What is the Best Dieting Strategy for People with Type 2 Diabetes?

Losing weight is often a goal for people with type 2 diabetes, which is strongly associated with being overweight or obese. However, it hasn’t been clear what dieting strategy works best for people with this metabolic disorder.

A new randomized controlled study of people with type 2 diabetes showed that study participants who restricted eating to between noon and 8 p.m. daily lost more weight than those who reduced their overall calorie intake by counting calories. Both dieting strategies produced similar improvements in blood sugar levels.

“Many people find counting calories very hard to stick to in the long term, but our study shows that watching the clock may offer a simple way to decrease calories and lose weight,” said Vicky Pavlou, RDN, a doctoral student at the University of Illinois at Chicago who performed the new research. “Although time-restricted eating is becoming increasingly popular, no other studies have looked at an eight-hour eating window in people with type 2 diabetes.”

Pavlou will present the findings at NUTRITION 2023, the annual flagship meeting of the American Society for Nutrition held July 22-25 in Boston.

Eating only during an eight-hour window has been studied previously for people with obesity. However, the researchers, led by Krista Varady, a professor of nutrition at the University of Illinois at Chicago, wanted to find out if this strategy could be helpful for people with type 2 diabetes.

The study included a group of 75 racially and ethnically diverse people between 18 to 80 years old with obesity and type 2 diabetes. Participants were placed into one of three groups: time-restricted eating, calorie restriction, or control. The people in the time-restricted eating group ate only between noon and 8 p.m. while the calorie restriction group could eat at any time of the day but counted their calories on the MyFitnessPal mobile app with a goal of reducing their caloric intake by 25% of their maintenance calories — the calories needed to maintain their current weight. The control group continued eating their normal diet.
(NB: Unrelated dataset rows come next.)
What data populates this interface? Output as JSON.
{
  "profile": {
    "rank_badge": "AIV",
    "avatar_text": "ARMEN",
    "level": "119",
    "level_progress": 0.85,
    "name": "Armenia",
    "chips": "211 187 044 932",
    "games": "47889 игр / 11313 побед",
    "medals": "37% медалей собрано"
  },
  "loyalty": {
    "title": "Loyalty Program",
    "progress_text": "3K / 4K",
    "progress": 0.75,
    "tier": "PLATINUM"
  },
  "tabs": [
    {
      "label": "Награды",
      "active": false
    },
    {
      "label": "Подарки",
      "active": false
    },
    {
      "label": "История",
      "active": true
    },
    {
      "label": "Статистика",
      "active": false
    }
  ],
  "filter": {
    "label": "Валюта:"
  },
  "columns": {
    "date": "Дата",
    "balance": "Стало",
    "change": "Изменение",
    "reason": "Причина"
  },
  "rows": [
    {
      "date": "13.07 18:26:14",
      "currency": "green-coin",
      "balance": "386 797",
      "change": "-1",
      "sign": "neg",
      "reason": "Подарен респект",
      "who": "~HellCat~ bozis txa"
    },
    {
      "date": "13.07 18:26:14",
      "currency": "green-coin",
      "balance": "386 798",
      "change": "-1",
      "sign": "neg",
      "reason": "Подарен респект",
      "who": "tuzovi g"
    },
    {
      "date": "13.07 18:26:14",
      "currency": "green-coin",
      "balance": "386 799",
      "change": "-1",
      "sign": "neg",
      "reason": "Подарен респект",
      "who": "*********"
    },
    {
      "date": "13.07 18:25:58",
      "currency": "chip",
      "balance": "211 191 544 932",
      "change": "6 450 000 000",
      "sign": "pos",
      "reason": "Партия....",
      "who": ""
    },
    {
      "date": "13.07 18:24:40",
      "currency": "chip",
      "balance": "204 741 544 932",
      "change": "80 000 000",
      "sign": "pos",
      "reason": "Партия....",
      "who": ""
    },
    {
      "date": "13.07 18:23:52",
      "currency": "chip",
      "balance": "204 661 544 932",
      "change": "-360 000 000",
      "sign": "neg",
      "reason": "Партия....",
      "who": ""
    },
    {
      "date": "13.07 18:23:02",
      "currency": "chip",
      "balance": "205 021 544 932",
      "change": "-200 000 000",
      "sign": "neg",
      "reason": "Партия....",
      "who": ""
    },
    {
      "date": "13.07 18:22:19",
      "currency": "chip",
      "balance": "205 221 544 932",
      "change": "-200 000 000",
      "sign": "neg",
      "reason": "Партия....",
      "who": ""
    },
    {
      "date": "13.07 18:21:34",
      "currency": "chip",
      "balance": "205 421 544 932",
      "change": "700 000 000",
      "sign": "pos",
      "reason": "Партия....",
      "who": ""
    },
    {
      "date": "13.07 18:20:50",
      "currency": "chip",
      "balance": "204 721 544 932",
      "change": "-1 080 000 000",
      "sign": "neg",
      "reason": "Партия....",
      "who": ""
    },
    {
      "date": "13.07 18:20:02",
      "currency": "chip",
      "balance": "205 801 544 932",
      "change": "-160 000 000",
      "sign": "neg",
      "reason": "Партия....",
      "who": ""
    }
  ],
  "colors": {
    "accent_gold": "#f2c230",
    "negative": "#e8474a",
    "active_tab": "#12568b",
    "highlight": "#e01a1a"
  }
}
Over the course of the six-month study, the researchers found that the people on the time-restricted eating diet lost 3.55% of their body weight relative to the control group. This would be the equivalent of a person weighing 275 pounds losing just under 10 pounds. The calorie restriction group did not lose any weight relative to the control group. Compared to the control group, blood sugar (HbA1C) levels decreased in both the time-restricted group (-.91%) and the calorie restriction group (-.95%).

The researchers also assessed whether these diet strategies improved cardiometabolic risk factors, but the weight loss achieved with the time-restricted eating did not reach the 5% mark typically necessary for improvement in these factors. Also, the study participants were taking cholesterol and blood pressure medications, which makes it difficult to observe improvements in cardiometabolic risk factors.

“Our study shows that time-restricted eating can be a good alternative for those with type 2 diabetes who want to lose weight and improve their blood sugar,” said Pavlou. “However, there are multiple types of medications for those with type 2 diabetes, some of which can cause low blood sugar and some that need to be taken with food. Therefore, it is important to work closely with a dietitian or doctor when implementing this dieting approach.”

This release may include updated numbers or data that differ from those in the submitted abstract.